Choosing the Right Differentiation Medium to Develop Mucociliary Phenotype of Primary Nasal Epithelial Cells In Vitro

Abstract

In vitro differentiation of airway epithelium is of interest for respiratory tissue engineering and studying airway diseases. Both applications benefit from the use of primary cells to maintain a mucociliated phenotype and thus physiological functionality. Complex differentiation procedures often lack standardization and reproducibility. To alleviate these shortfalls, we compared differentiation behavior of human nasal epithelial cells in four differentiation media. Cells were differentiated at the air-liquid interface (ALI) on collagen-coated inserts. Mucociliary differentiation status after five weeks was analyzed by electron microscopy, histology and immunohistochemistry. The amount of ciliation was estimated and growth factor concentrations were evaluated using ELISA. We found that retinoic-acid-supplemented mixture of DMEM and Airway Epithelial Cell Growth Medium gave most promising results to obtain ciliated and mucus producing nasal epithelium in vitro. We discovered the balance between retinoic acid (RA), vascular endothelial growth factor (VEGF), epidermal growth factor (EGF) and fibroblast growth factor β (FGF-β) to be relevant for differentiation. We could show that low VEGF, EGF and FGF-β concentrations in medium correspond to absent ciliation in specific donors. Therefore, our results may in future facilitate donor selection and non-invasive monitoring of ALI cultures and by this contribute to improved standardization of epithelial in vitro culture.

Figure 1

Ciliation after four weeks of ALI in different media (SEM). (a–h) SEM revealed cilia formation using mAir and microvilli formation without ciliation in Pneu-, Epi- and EMM-cultures. Representative images of two different magnifications are shown.
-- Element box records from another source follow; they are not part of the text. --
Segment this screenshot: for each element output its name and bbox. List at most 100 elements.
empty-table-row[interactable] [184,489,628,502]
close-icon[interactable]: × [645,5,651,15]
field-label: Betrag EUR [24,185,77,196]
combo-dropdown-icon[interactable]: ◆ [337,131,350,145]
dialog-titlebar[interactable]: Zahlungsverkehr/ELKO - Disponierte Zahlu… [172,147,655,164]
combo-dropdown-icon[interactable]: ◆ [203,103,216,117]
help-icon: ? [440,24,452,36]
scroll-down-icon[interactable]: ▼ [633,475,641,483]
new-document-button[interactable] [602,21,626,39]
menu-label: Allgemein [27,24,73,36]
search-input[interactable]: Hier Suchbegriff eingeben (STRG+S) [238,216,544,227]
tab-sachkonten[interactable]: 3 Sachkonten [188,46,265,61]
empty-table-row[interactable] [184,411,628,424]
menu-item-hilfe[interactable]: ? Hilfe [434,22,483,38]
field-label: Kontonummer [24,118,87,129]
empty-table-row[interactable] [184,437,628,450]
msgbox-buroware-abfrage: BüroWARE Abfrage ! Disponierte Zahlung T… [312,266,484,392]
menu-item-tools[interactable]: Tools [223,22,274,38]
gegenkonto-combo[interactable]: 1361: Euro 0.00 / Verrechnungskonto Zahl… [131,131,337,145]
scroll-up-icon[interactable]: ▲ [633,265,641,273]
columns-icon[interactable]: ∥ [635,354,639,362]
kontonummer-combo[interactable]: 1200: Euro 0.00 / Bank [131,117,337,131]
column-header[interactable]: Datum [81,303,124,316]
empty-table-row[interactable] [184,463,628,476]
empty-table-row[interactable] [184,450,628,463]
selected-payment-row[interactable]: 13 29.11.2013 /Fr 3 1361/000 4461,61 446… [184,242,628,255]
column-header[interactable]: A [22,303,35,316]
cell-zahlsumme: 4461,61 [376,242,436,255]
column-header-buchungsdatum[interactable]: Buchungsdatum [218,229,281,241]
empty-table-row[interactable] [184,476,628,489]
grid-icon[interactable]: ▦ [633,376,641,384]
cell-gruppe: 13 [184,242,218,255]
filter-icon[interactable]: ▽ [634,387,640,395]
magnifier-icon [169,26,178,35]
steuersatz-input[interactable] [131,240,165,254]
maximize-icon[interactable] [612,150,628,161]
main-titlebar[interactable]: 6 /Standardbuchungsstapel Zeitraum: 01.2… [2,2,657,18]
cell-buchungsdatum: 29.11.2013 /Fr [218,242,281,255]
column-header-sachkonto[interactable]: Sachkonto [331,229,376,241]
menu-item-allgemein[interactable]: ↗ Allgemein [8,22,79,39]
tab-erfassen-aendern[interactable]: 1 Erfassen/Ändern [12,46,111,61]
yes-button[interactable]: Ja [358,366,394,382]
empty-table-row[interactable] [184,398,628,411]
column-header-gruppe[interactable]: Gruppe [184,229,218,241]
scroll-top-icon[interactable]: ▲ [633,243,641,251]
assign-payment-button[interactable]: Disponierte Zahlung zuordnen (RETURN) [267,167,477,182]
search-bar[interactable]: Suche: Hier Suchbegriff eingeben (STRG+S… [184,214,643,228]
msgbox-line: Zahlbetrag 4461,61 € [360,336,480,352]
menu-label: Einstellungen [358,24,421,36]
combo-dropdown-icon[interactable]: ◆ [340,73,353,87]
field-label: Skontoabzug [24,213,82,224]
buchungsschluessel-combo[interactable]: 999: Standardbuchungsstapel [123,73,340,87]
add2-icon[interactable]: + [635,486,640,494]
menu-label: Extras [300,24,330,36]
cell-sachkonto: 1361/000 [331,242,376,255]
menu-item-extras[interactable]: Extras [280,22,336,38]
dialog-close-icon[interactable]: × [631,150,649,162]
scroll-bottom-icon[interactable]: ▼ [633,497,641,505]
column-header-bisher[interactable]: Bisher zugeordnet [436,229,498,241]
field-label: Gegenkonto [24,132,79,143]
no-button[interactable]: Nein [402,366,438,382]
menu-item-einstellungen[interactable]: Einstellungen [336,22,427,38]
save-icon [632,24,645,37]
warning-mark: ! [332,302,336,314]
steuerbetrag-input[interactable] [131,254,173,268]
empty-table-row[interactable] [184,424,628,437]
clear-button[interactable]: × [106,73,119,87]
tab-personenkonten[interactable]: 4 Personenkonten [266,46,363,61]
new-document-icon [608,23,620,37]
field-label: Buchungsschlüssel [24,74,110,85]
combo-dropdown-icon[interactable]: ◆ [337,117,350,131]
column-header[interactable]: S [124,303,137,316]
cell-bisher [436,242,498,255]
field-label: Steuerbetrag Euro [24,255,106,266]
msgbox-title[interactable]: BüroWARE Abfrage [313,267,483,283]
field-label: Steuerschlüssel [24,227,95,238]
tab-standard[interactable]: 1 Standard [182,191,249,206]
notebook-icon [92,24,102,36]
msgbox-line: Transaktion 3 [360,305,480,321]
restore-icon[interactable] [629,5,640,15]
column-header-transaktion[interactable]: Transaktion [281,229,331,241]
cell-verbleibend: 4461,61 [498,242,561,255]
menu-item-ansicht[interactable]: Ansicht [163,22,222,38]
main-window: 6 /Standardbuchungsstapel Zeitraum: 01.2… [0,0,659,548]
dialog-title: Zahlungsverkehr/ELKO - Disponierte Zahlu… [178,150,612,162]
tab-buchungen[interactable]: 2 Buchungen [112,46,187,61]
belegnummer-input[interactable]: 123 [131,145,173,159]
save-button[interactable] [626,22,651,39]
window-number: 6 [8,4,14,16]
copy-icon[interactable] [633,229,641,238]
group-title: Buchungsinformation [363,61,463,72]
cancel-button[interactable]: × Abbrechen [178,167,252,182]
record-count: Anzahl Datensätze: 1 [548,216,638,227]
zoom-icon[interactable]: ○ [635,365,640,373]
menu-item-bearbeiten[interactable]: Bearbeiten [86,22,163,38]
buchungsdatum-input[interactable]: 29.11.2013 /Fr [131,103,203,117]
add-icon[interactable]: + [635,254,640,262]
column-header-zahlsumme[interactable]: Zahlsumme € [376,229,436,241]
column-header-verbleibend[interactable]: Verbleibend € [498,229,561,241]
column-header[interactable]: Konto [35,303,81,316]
Scale bar: 5 µm.

Figure 2

Cilia analysis of mAir-cultures (TEM). (a) Detection of basal bodies confirmed cilia formation; (b) Identification of central microtubuli doublets verified presence of secondary cilia. Representative images are shown. Scale bar: 500 nm.

Figure 3

Ciliation scoring in ALI-cultures using different media. Scoring results showed statistically significant differences between all media. Results are expressed as mean ± SD following Gaussian error propagation. Statistically significant differences (p < 0.05) are indicated by *.

Figure 4

PAS reaction of mucociliary differentiation. (a,f) PAS reaction confirmed presence of glycogens, mucopolysaccharides and glycoproteins in human nasal concha tissue; (b–e,g–j) PAS reaction indicated cell multilayers and confirmed mucus production in mAir-cultures while using other media led to cell monolayers lacking mucociliary differentiation. Representative pictures of two different magnifications are shown. Scale bar: 40 µm.

Figure 5

Immunohistochemical staining for differentiation status after four weeks of ALI in different media. (a–e,k) Claudin-1 (green) indicated tight junction formation in human nasal concha tissue and ALI-cultures. α-tubulin (red) visualized cilia in native tissue and mAir-cultures; (f–j,l) pan-cytokeratin (green) detected a wide range of keratins in all cultures and Mucin5AC (red) showed presence of goblet cells and mucus in the native control and in cell layers cultured in mAir. DAPI (blue) stained cell nuclei. Representative pictures are shown. Scale bar: 20 µm.

Figure 6

ELISA for human growth factor and RA analysis. (a) Concentrations of growth factors VEGF, EGF, PDGF-BB, β-NGF, SCF, TNF-α, FGF-β and TGF-β in different media in ALI after four weeks (selected donors); (b) VEGF, EGF and FGF-β concentrations from (a) normalized to cell-free medium (selected donors); (c) RA concentrations in different media in ALI after four weeks (all donors); (d) RA concentrations normalized to cell-free medium (all donors); The absorbance was measured at a wavelength of 450 nm. Error bars show standard deviation. Statistical significance indicated by * shows significance (p < 0.05) between mean values.

Figure 7

Comparison of growth factor and RA concentrations between ciliated and non-ciliated donors. (a) Growth factor concentrations for VEGF, EGF and FGF-β in mAir and EMM; (b) RA concentrations in mAir and EMM; Unfilled symbols and dashed bars represent donors without ciliation in any medium. Error bars show standard deviation. Statistical significance indicated by * shows significance (p < 0.05) between mean values.